13. CONFIDENTIAL INFORMATION AND PROPERTY - Buyer shall keep confidential, and otherwise protect from disclosure, all data and information, regardless of form, including, but not limited to, drawings, specifications, plans, samples and property obtained from Seller in connection with the order. Buyer shall not disclose any such information relating to the order to any person not authorized by Seller. Buyer shall use the information and property supplied by Seller only in the performance of the order. Nothing contained herein shall grant Buyer any ownership in or rights to any such information or property furnished, except as otherwise specifically agreed to in writing. In the event of a conflict between the terms of this provision and a separate applicable Non-Disclosure Agreement (NDA) between Buyer and Seller, the terms of the NDA shall control.
14. FORCE MAJEURE - Seller shall not be held responsible for any failure of performance or failure to make delivery of all or any part of the goods purchased under this order due to federal, state or municipal action, statute, ordinance or regulation, strike, or other labor trouble, fire damage to or destruction in whole or part of merchandise or manufacturing plant; or any other cause, act of God, contingency, or circumstances within or without the United States, which hinder the manufacture or delivery of goods.
15. ASSIGNMENT - This order shall not be assigned or transferred by Buyer without the prior written consent of the Seller.
16. SELLER'S RIGHT TO TERMINATE FOR DEFAULT - The Seller at its option, may terminate this order for default if any of the following acts of default occur: (a) Buyer's payments are in default; (b) Buyer breaches any material provision of this order; or (c.) Buyer becomes insolvent or a petition under any bankruptcy act or similar statute is filed by or against Buyer and is not vacated within thirty (30) days after such filing. Such termination for default shall be effective upon receipt by Buyer of a written notice of termination for default issued by Seller.

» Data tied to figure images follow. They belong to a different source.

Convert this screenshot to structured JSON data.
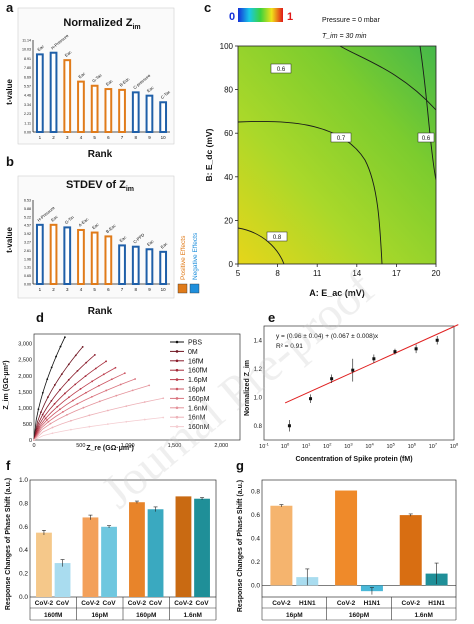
{
  "panel_labels": [
    "a",
    "b",
    "c",
    "d",
    "e",
    "f",
    "g"
  ],
  "watermark": "Journal Pre-proof",
  "chart_data": [
    {
      "panel": "a",
      "type": "bar",
      "title": "Normalized Z",
      "title_sub": "im",
      "xlabel": "Rank",
      "ylabel": "t-value",
      "categories": [
        "1",
        "2",
        "3",
        "4",
        "5",
        "6",
        "7",
        "8",
        "9",
        "10"
      ],
      "values": [
        9.4,
        9.6,
        8.7,
        6.1,
        5.6,
        5.2,
        5.1,
        4.8,
        4.4,
        3.6
      ],
      "bar_labels": [
        "Eac",
        "H-Pressure",
        "Eac",
        "Eac",
        "G-Tac",
        "Eac",
        "B-Edc",
        "C-pressure",
        "Eac",
        "C-Tac"
      ],
      "bar_colors": [
        "#1f5fa8",
        "#1f5fa8",
        "#e07b1a",
        "#e07b1a",
        "#e07b1a",
        "#e07b1a",
        "#e07b1a",
        "#1f5fa8",
        "#1f5fa8",
        "#1f5fa8"
      ],
      "yticks": [
        "0.00",
        "1.11",
        "2.23",
        "3.34",
        "4.46",
        "5.57",
        "6.69",
        "7.80",
        "8.91",
        "10.03",
        "11.14"
      ],
      "ylim": [
        0,
        11.14
      ]
    },
    {
      "panel": "b",
      "type": "bar",
      "title": "STDEV of Z",
      "title_sub": "im",
      "xlabel": "Rank",
      "ylabel": "t-value",
      "categories": [
        "1",
        "2",
        "3",
        "4",
        "5",
        "6",
        "7",
        "8",
        "9",
        "10"
      ],
      "values": [
        4.6,
        4.6,
        4.4,
        4.2,
        4.0,
        3.7,
        3.0,
        2.9,
        2.7,
        2.5
      ],
      "bar_labels": [
        "H-Pressure",
        "Eac",
        "G-Tin",
        "A-Eac",
        "Eac",
        "B-Eac",
        "Eac",
        "C-PPD",
        "Eac",
        "Eac"
      ],
      "bar_colors": [
        "#1f5fa8",
        "#e07b1a",
        "#1f5fa8",
        "#e07b1a",
        "#e07b1a",
        "#e07b1a",
        "#1f5fa8",
        "#1f5fa8",
        "#1f5fa8",
        "#1f5fa8"
      ],
      "yticks": [
        "0.00",
        "0.65",
        "1.31",
        "1.96",
        "2.61",
        "3.27",
        "3.92",
        "4.57",
        "5.22",
        "5.88",
        "6.53"
      ],
      "ylim": [
        0,
        6.53
      ],
      "legend": [
        "Positive Effects",
        "Negative Effects"
      ],
      "legend_colors": [
        "#e07b1a",
        "#1f8fdc"
      ]
    },
    {
      "panel": "c",
      "type": "heatmap",
      "colorbar": [
        "0",
        "1"
      ],
      "annotation_1": "Pressure = 0 mbar",
      "annotation_2": "T_im = 30 min",
      "xlabel": "A: E_ac (mV)",
      "ylabel": "B: E_dc (mV)",
      "xticks": [
        "5",
        "8",
        "11",
        "14",
        "17",
        "20"
      ],
      "yticks": [
        "0",
        "20",
        "40",
        "60",
        "80",
        "100"
      ],
      "xlim": [
        5,
        20
      ],
      "ylim": [
        0,
        100
      ],
      "contour_labels": [
        "0.6",
        "0.7",
        "0.6",
        "0.8"
      ]
    },
    {
      "panel": "d",
      "type": "line",
      "xlabel": "Z_re (GΩ·μm²)",
      "ylabel": "Z_im (GΩ·μm²)",
      "xticks": [
        "0",
        "500",
        "1,000",
        "1,500",
        "2,000"
      ],
      "yticks": [
        "0",
        "500",
        "1,000",
        "1,500",
        "2,000",
        "2,500",
        "3,000"
      ],
      "xlim": [
        0,
        2200
      ],
      "ylim": [
        0,
        3300
      ],
      "series": [
        {
          "name": "PBS",
          "end": [
            330,
            3200
          ],
          "color": "#111111"
        },
        {
          "name": "0M",
          "end": [
            520,
            2900
          ],
          "color": "#6e1420"
        },
        {
          "name": "16fM",
          "end": [
            650,
            2650
          ],
          "color": "#8a1c2c"
        },
        {
          "name": "160fM",
          "end": [
            770,
            2450
          ],
          "color": "#a52a3a"
        },
        {
          "name": "1.6pM",
          "end": [
            870,
            2250
          ],
          "color": "#bb3c4c"
        },
        {
          "name": "16pM",
          "end": [
            970,
            2080
          ],
          "color": "#cc5663"
        },
        {
          "name": "160pM",
          "end": [
            1080,
            1900
          ],
          "color": "#d9727d"
        },
        {
          "name": "1.6nM",
          "end": [
            1230,
            1700
          ],
          "color": "#e4939b"
        },
        {
          "name": "16nM",
          "end": [
            1380,
            1300
          ],
          "color": "#edb2b8"
        },
        {
          "name": "160nM",
          "end": [
            1380,
            700
          ],
          "color": "#f4cdd1"
        }
      ]
    },
    {
      "panel": "e",
      "type": "scatter",
      "equation": "y = (0.96 ± 0.04) + (0.067 ± 0.008)x",
      "r2": "R² = 0.91",
      "xlabel": "Concentration of Spike protein (fM)",
      "ylabel": "Normalized Z_im",
      "x": [
        1.6,
        16,
        160,
        1600,
        16000,
        160000,
        1600000,
        16000000
      ],
      "y": [
        0.8,
        0.99,
        1.13,
        1.19,
        1.27,
        1.32,
        1.34,
        1.4
      ],
      "err": [
        0.04,
        0.03,
        0.03,
        0.08,
        0.03,
        0.02,
        0.03,
        0.03
      ],
      "fit": {
        "intercept": 0.96,
        "slope": 0.067
      },
      "xtick_exponents": [
        "-1",
        "0",
        "1",
        "2",
        "3",
        "4",
        "5",
        "6",
        "7",
        "8"
      ],
      "yticks": [
        "0.8",
        "1.0",
        "1.2",
        "1.4"
      ],
      "ylim": [
        0.7,
        1.5
      ]
    },
    {
      "panel": "f",
      "type": "bar",
      "ylabel": "Response Changes of Phase Shift (a.u.)",
      "groups": [
        "160fM",
        "16pM",
        "160pM",
        "1.6nM"
      ],
      "sub_labels": [
        "CoV-2",
        "CoV"
      ],
      "values": [
        [
          0.55,
          0.29
        ],
        [
          0.68,
          0.6
        ],
        [
          0.81,
          0.75
        ],
        [
          0.86,
          0.84
        ]
      ],
      "err": [
        [
          0.02,
          0.03
        ],
        [
          0.02,
          0.01
        ],
        [
          0.01,
          0.02
        ],
        [
          0.0,
          0.01
        ]
      ],
      "colors": [
        [
          "#f5c88a",
          "#a9dcef"
        ],
        [
          "#f3a05a",
          "#6fc7df"
        ],
        [
          "#e8842a",
          "#3aa9c0"
        ],
        [
          "#c96a12",
          "#1f8f98"
        ]
      ],
      "yticks": [
        "0.0",
        "0.2",
        "0.4",
        "0.6",
        "0.8",
        "1.0"
      ],
      "ylim": [
        0,
        1.0
      ]
    },
    {
      "panel": "g",
      "type": "bar",
      "ylabel": "Response Changes of Phase Shift (a.u.)",
      "groups": [
        "16pM",
        "160pM",
        "1.6nM"
      ],
      "sub_labels": [
        "CoV-2",
        "H1N1"
      ],
      "values": [
        [
          0.68,
          0.07
        ],
        [
          0.81,
          -0.05
        ],
        [
          0.6,
          0.1
        ]
      ],
      "err": [
        [
          0.01,
          0.07
        ],
        [
          0.0,
          0.03
        ],
        [
          0.01,
          0.09
        ]
      ],
      "colors": [
        [
          "#f5b46e",
          "#a9dcef"
        ],
        [
          "#ef8a2a",
          "#49b8d8"
        ],
        [
          "#d86e12",
          "#1f8f98"
        ]
      ],
      "yticks": [
        "0.0",
        "0.2",
        "0.4",
        "0.6",
        "0.8"
      ],
      "ylim": [
        -0.1,
        0.9
      ]
    }
  ]
}
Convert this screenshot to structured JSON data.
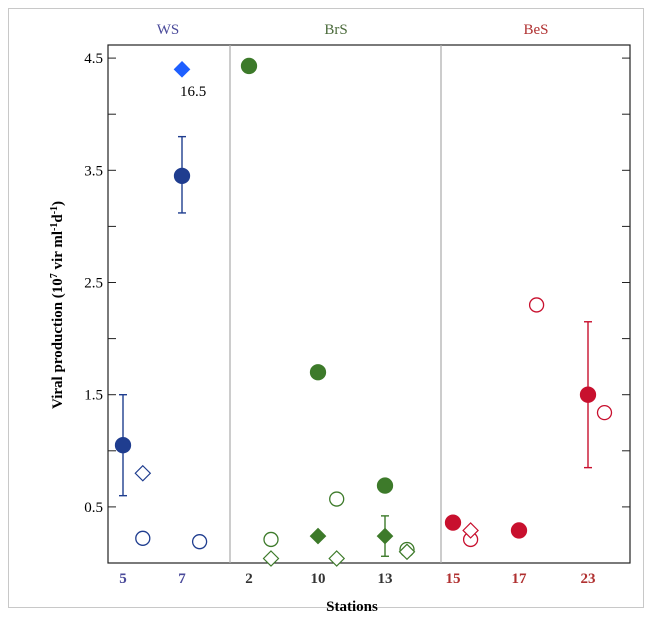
{
  "chart_data": {
    "type": "scatter",
    "ylabel_main": "Viral production (10",
    "ylabel_sup1": "7",
    "ylabel_mid": " vir ml",
    "ylabel_sup2": "-1",
    "ylabel_d": "d",
    "ylabel_sup3": "-1",
    "ylabel_end": ")",
    "xlabel": "Stations",
    "ylim": [
      0,
      4.5
    ],
    "yticks": [
      "0.5",
      "1.5",
      "2.5",
      "3.5",
      "4.5"
    ],
    "regions": [
      {
        "label": "WS",
        "color": "#4a4a9a"
      },
      {
        "label": "BrS",
        "color": "#4a6a3a"
      },
      {
        "label": "BeS",
        "color": "#b03030"
      }
    ],
    "stations": [
      {
        "label": "5",
        "color": "#4a4a9a"
      },
      {
        "label": "7",
        "color": "#4a4a9a"
      },
      {
        "label": "2",
        "color": "#333333"
      },
      {
        "label": "10",
        "color": "#333333"
      },
      {
        "label": "13",
        "color": "#333333"
      },
      {
        "label": "15",
        "color": "#b03030"
      },
      {
        "label": "17",
        "color": "#b03030"
      },
      {
        "label": "23",
        "color": "#b03030"
      }
    ],
    "annotation": "16.5",
    "series": [
      {
        "station": "5",
        "type": "filled-circle",
        "color": "#1f3d8f",
        "y": 1.05,
        "err": [
          0.6,
          1.5
        ]
      },
      {
        "station": "5",
        "type": "open-diamond",
        "color": "#1f3d8f",
        "y": 0.8,
        "offset": 0.9
      },
      {
        "station": "5",
        "type": "open-circle",
        "color": "#1f3d8f",
        "y": 0.22,
        "offset": 0.9
      },
      {
        "station": "7",
        "type": "filled-diamond",
        "color": "#1e5fff",
        "y": 4.4,
        "offset": 0
      },
      {
        "station": "7",
        "type": "filled-circle",
        "color": "#1f3d8f",
        "y": 3.45,
        "err": [
          3.12,
          3.8
        ]
      },
      {
        "station": "7",
        "type": "open-circle",
        "color": "#1f3d8f",
        "y": 0.19,
        "offset": 0.8
      },
      {
        "station": "2",
        "type": "filled-circle",
        "color": "#3d7a2a",
        "y": 4.43,
        "offset": 0
      },
      {
        "station": "2",
        "type": "open-circle",
        "color": "#3d7a2a",
        "y": 0.21,
        "offset": 1.0
      },
      {
        "station": "2",
        "type": "open-diamond",
        "color": "#3d7a2a",
        "y": 0.04,
        "offset": 1.0
      },
      {
        "station": "10",
        "type": "filled-circle",
        "color": "#3d7a2a",
        "y": 1.7,
        "offset": 0
      },
      {
        "station": "10",
        "type": "filled-diamond",
        "color": "#3d7a2a",
        "y": 0.24,
        "offset": 0
      },
      {
        "station": "10",
        "type": "open-circle",
        "color": "#3d7a2a",
        "y": 0.57,
        "offset": 0.85
      },
      {
        "station": "10",
        "type": "open-diamond",
        "color": "#3d7a2a",
        "y": 0.04,
        "offset": 0.85
      },
      {
        "station": "13",
        "type": "filled-circle",
        "color": "#3d7a2a",
        "y": 0.69,
        "offset": 0
      },
      {
        "station": "13",
        "type": "filled-diamond",
        "color": "#3d7a2a",
        "y": 0.24,
        "err": [
          0.06,
          0.42
        ]
      },
      {
        "station": "13",
        "type": "open-circle",
        "color": "#3d7a2a",
        "y": 0.12,
        "offset": 1.0
      },
      {
        "station": "13",
        "type": "open-diamond",
        "color": "#3d7a2a",
        "y": 0.1,
        "offset": 1.0
      },
      {
        "station": "15",
        "type": "filled-circle",
        "color": "#c8102e",
        "y": 0.36,
        "offset": 0
      },
      {
        "station": "15",
        "type": "open-circle",
        "color": "#c8102e",
        "y": 0.21,
        "offset": 0.8
      },
      {
        "station": "15",
        "type": "open-diamond",
        "color": "#c8102e",
        "y": 0.29,
        "offset": 0.8
      },
      {
        "station": "17",
        "type": "filled-circle",
        "color": "#c8102e",
        "y": 0.29,
        "offset": 0
      },
      {
        "station": "17",
        "type": "open-circle",
        "color": "#c8102e",
        "y": 2.3,
        "offset": 0.8
      },
      {
        "station": "23",
        "type": "filled-circle",
        "color": "#c8102e",
        "y": 1.5,
        "err": [
          0.85,
          2.15
        ]
      },
      {
        "station": "23",
        "type": "open-circle",
        "color": "#c8102e",
        "y": 1.34,
        "offset": 0.75
      }
    ]
  }
}
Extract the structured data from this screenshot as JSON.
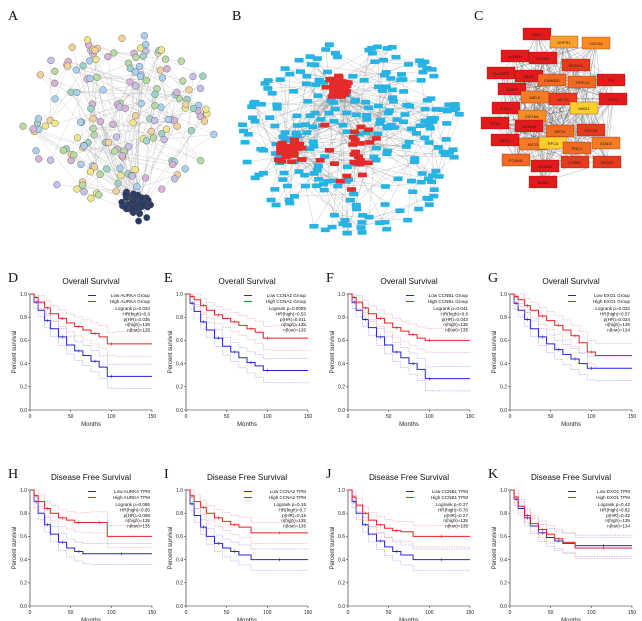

17. ORDER OF PRECEDENCE – In the event of any inconsistency or conflict between or among the provisions of this order, such inconsistency or conflict shall be resolved by the following descending order of preference: (a) Special Terms and Conditions, if any; (b) General Terms and Conditions; (c) Statement of Work; (d) other incorporated or referenced documents; and (e) Specifications attached hereto or incorporated by reference.
18. OBSOLESCENCE - Seller makes no guarantee or warranty regarding future obsolescence and shall not be liable for any damages, direct, indirect or consequential, for the obsolescence of a device or component. Further Seller shall not be liable for any costs to retrofit or redesign product that is out of warranty. Where replacement of an obsolete part may be achieved with an interchangeable component part, and the cost of that interchangeable part is the same or less than the obsolete part, Seller may incorporate that part in the future manufacture or repair of Sellers component or custom device. Where the obsolete component part is NOT interchangeable and /or the obsolete component part requires any redesign to accommodate a substitute or replacement component, Seller and Buyer will negotiate a reasonable price to manufacture, qualify, test, retrofit, or repair Seller’s components or custom devices. Seller shall not be liable for consequential expenses encountered in any termination, partial termination, or extension of a contract due to obsolescence.